Timespan: Management of chronic cardiometabolic disease and treatment discontinuity in adult ADHD Patients.
- Subaward PI: Faraone
- TIMESPAN's main objective is to advance the management of patients with Attention Deficit Hyperactivity Disorders (ADHD) and co-occurring cardiometabolic disease by improving available treatments and risk stratification. Emerging evidence points at substantial comorbidity and shared genetics between adult ADHD and cardiometabolic diseases (i.e., Obesity, Type-2 Diabetes and cardiovascular disease).
The ADHD Evidence Project
- PI: Faraone
- The ADHD Evidence Project's goal is to disseminate curated evidence about the nature, diagnosis, and treatment of ADHD to mental health professionals, primary care professionals (PCPs), and the public.

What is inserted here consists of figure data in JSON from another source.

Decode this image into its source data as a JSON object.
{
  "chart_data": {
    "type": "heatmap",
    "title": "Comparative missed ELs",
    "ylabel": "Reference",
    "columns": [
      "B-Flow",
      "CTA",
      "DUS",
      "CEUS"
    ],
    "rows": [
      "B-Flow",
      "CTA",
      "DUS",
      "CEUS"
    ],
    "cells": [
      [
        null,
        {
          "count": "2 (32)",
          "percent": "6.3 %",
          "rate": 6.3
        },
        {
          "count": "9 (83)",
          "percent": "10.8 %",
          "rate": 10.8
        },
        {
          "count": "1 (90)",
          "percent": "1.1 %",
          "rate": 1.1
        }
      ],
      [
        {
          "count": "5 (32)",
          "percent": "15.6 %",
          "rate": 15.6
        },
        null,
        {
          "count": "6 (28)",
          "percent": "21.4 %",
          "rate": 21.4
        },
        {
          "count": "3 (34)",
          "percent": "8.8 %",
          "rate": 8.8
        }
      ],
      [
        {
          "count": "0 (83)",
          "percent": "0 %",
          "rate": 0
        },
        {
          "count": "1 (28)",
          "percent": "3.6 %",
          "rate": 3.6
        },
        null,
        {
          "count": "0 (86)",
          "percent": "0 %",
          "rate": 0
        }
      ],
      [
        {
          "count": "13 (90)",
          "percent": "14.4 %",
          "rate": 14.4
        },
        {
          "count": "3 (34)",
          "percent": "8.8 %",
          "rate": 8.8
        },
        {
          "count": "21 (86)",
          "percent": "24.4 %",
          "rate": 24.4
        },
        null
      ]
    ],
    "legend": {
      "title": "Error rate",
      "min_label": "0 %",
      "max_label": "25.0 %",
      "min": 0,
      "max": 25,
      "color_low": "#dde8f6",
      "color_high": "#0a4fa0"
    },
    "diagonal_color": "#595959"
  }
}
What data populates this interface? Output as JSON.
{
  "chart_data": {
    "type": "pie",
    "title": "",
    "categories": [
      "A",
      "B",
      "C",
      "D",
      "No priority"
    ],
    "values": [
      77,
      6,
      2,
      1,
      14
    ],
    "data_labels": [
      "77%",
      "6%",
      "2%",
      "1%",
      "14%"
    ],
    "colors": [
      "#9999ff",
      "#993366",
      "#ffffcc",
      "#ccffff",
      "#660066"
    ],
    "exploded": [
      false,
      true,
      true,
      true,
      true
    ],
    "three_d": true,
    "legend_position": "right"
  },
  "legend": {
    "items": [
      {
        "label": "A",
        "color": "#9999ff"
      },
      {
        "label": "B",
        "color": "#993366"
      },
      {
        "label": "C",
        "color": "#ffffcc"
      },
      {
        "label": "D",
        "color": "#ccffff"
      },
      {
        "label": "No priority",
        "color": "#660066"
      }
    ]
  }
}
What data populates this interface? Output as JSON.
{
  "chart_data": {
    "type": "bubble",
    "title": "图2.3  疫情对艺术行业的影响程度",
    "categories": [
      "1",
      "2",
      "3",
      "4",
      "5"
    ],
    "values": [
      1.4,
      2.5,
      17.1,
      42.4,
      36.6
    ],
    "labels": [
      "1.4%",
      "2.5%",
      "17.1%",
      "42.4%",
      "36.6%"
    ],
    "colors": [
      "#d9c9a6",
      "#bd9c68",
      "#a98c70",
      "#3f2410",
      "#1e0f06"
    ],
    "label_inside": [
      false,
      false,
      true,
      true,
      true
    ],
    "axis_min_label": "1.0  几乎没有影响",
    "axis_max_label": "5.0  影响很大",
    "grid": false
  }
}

Genetic Predictors, Transcriptomic Biomarkers, & Neurobiological Signatures of Resilience to Alzheimer's Disease.
- PIs: Faraone, Glatt
- The goal of this project is to identify genes, molecules, and brain structures that protect some people from their otherwise-elevated risk for Alzheimer’s disease. The approach we have devised for identifying resilience factors is straightforward yet, to our knowledge, unprecedented. We identify unaffected individuals at the highest levels of multivariate risk, match them to affected individuals at equivalent levels of risk, and contrast these two subgroups to find residual variation associated with the absence of disease. In this project, we will capitalize on the wealth of existing high-throughput AD risk-factor results and data, and our involvement in many of the world’s largest AD consortia, to efficiently map resilience to AD at three levels (genetics, transcriptomics, and neuroimaging), and to integrate across these levels.
SLE Treatment with N-acetylcysteine.
- PI: Perl, Faraone (Biostatistician)
- The goal of this project is to identify genes, molecules, and brain structures that protect some people from their otherwise-elevated risk for Alzheimer’s disease. Systemic lupus erythematosus (SLE) is an autoimmune disease of unknown etiology with mortality still approaching 10% in 5 years. The leading cause of death in SLE are infections due to the toxicity of immunosuppressant medications. Therefore, a significant unmet need exists for effective and non-toxic medications to treat SLE. Our central hypothesis has been formulated on the basis that effective treatment should target key checkpoints of pathogenesis, such as the depletion of reduced glutathione (GSH), which underlies the activation of the mechanistic target of rapamycin (mTOR) and inflammatory lineage specification of T cells, B-cell activation and antinuclear autoantibody production in SLE.